Around Christmas, my girlfriend took off with the dogs to visit her parents. A few days later, there was a knock on the door. It was the Episcopal priest. I could smell the alcohol on his breath. He leaned against the doorjamb and told me the new tenants were here. Their belongings were piled up downstairs. I had to leave the next day.
With nowhere else to go, I crammed the bags and the futon into the car and drove back to our damaged apartment. The landlord had replaced the windows, the ceiling, and the wall, but the place still reeked like a charred, wet log. I mopped the soot and ash and plaster off the bedroom floor as best I could and slept there in a sleeping bag. It felt like paradise.
Brian C. Wilson
New York, New York
“R-R-Rozzi, I-I-I’m g-g-going to b-b-be b-b-better,” my father stammered, his lips twisted by Parkinson’s.
I was finally making him give up the one-bedroom apartment in West Hollywood that had been his home for fifteen years. Although he now lived in a board-and-care facility in Westwood, he had insisted on continuing to pay the rent on his apartment for almost a year.

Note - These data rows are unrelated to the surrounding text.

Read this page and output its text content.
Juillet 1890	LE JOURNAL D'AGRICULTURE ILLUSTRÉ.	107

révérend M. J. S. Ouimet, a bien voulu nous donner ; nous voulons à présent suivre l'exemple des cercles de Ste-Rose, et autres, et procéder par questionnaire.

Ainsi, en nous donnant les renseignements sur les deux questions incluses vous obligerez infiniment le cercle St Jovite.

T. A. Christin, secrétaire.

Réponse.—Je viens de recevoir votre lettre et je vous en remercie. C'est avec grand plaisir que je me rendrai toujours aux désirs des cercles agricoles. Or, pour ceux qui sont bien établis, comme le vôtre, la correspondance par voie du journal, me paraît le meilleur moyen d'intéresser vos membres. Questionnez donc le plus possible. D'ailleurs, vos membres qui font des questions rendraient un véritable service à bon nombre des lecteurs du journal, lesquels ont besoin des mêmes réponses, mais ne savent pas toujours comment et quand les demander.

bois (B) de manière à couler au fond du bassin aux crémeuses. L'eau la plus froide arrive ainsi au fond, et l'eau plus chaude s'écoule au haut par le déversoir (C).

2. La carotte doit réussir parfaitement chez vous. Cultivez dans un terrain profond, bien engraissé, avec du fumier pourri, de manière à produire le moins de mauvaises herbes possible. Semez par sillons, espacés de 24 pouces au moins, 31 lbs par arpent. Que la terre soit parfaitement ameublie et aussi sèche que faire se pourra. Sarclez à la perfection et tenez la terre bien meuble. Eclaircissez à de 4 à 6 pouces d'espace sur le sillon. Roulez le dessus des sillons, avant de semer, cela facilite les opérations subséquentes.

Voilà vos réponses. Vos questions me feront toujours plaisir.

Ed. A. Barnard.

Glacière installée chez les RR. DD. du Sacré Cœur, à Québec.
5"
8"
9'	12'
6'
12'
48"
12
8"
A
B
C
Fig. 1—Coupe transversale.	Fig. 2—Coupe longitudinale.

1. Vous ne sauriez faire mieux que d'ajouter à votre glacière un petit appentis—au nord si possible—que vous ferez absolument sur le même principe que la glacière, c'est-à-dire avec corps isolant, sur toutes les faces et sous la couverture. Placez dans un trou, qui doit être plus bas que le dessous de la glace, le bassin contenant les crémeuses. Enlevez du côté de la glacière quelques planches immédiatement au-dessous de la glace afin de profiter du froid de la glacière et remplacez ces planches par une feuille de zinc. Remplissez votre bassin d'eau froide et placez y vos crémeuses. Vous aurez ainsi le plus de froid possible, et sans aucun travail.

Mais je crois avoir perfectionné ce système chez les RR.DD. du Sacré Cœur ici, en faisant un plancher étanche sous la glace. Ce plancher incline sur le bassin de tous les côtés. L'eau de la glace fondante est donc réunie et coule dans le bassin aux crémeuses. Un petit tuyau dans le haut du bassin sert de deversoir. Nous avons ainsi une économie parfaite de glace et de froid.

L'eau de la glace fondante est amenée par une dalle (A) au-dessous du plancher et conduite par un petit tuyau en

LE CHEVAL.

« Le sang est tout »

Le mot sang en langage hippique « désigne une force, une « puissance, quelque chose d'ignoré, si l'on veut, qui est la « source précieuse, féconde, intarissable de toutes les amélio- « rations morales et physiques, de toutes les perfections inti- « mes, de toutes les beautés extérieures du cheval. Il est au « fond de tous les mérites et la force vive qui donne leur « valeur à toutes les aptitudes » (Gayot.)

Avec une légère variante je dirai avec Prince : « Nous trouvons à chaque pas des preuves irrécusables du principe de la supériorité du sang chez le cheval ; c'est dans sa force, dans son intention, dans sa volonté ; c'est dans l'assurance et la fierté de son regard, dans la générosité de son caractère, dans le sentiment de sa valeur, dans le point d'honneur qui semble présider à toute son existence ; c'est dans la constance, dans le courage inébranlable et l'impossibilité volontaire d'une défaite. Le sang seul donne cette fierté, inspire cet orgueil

“Dad, we can’t keep throwing away three hundred dollars a month,” I said. “I know you love your apartment, but you can’t take care of yourself anymore.”
Dad cried, his thin body shaking beneath his plaid flannel shirt.

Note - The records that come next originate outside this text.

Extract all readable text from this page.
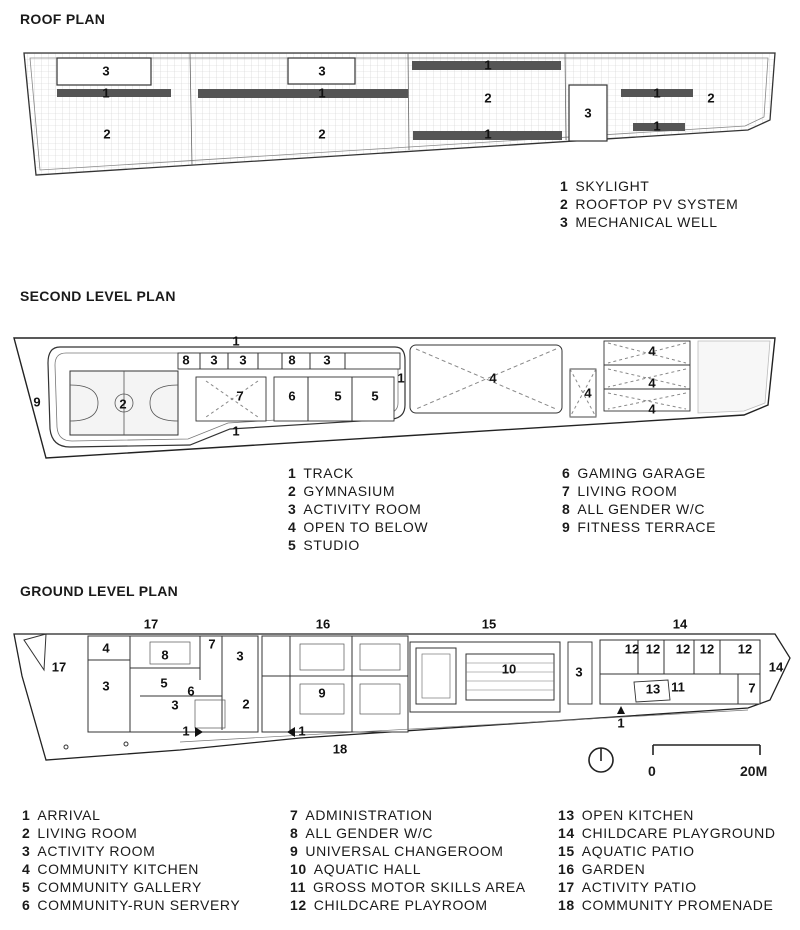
ROOF PLAN
3
1
2
3
1
2
1
2
1
3
1	2
1
1 SKYLIGHT
2 ROOFTOP PV SYSTEM
3 MECHANICAL WELL
SECOND LEVEL PLAN
1
9	2
8 3 3	8 3
1
7	6	5 5
1
4
4
4
4
4
1 TRACK
2 GYMNASIUM
3 ACTIVITY ROOM
4 OPEN TO BELOW
5 STUDIO
6 GAMING GARAGE
7 LIVING ROOM
8 ALL GENDER W/C
9 FITNESS TERRACE
GROUND LEVEL PLAN
17	16	15	14
14
4
17
3
8
7
3
5
6
3	2
9
10	3
12 12 12 12 12
13 11	7
1	1
1
18
0	20M
1 ARRIVAL
2 LIVING ROOM
3 ACTIVITY ROOM
4 COMMUNITY KITCHEN
5 COMMUNITY GALLERY
6 COMMUNITY-RUN SERVERY
7 ADMINISTRATION
8 ALL GENDER W/C
9 UNIVERSAL CHANGEROOM
10 AQUATIC HALL
11 GROSS MOTOR SKILLS AREA
12 CHILDCARE PLAYROOM
13 OPEN KITCHEN
14 CHILDCARE PLAYGROUND
15 AQUATIC PATIO
16 GARDEN
17 ACTIVITY PATIO
18 COMMUNITY PROMENADE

“Daddy, I’m so sorry your life has come to this. I wish I could wave a magic wand and make it all better, bring back Mom and give you back your health, but I can’t. I just want to keep you safe.”
Dad looked at me angrily, as if I were a thief who was stealing away his independence. I had tried to make his life better, had taken him to specialists, but there was nothing anyone could do to stop the illness from progressing.
Dad wanted to see the apartment one last time. When we arrived, I moved his stiff body around so that his legs dangled outside the car, then wrapped his arms around my waist and lifted. When he was finally standing, I put his metal walker in front of him, and he shuffled to the front door.
He walked slowly through the empty rooms. The furniture had been sold; nothing remained but the kitchen appliances. He opened the refrigerator door and looked wistfully at the empty shelves that used to hold cream cheese, bagels, lox, coffee ice cream, chocolate cake.
He stood there, a wispy shadow of the chubby father who used to hold my hand and sing to me every night.
I took his hands and said, “Dad, we have to go.”
As he left his home for the last time, he kissed the mezuza, the Jewish symbol next to the front door that blesses a home and protects those who live there.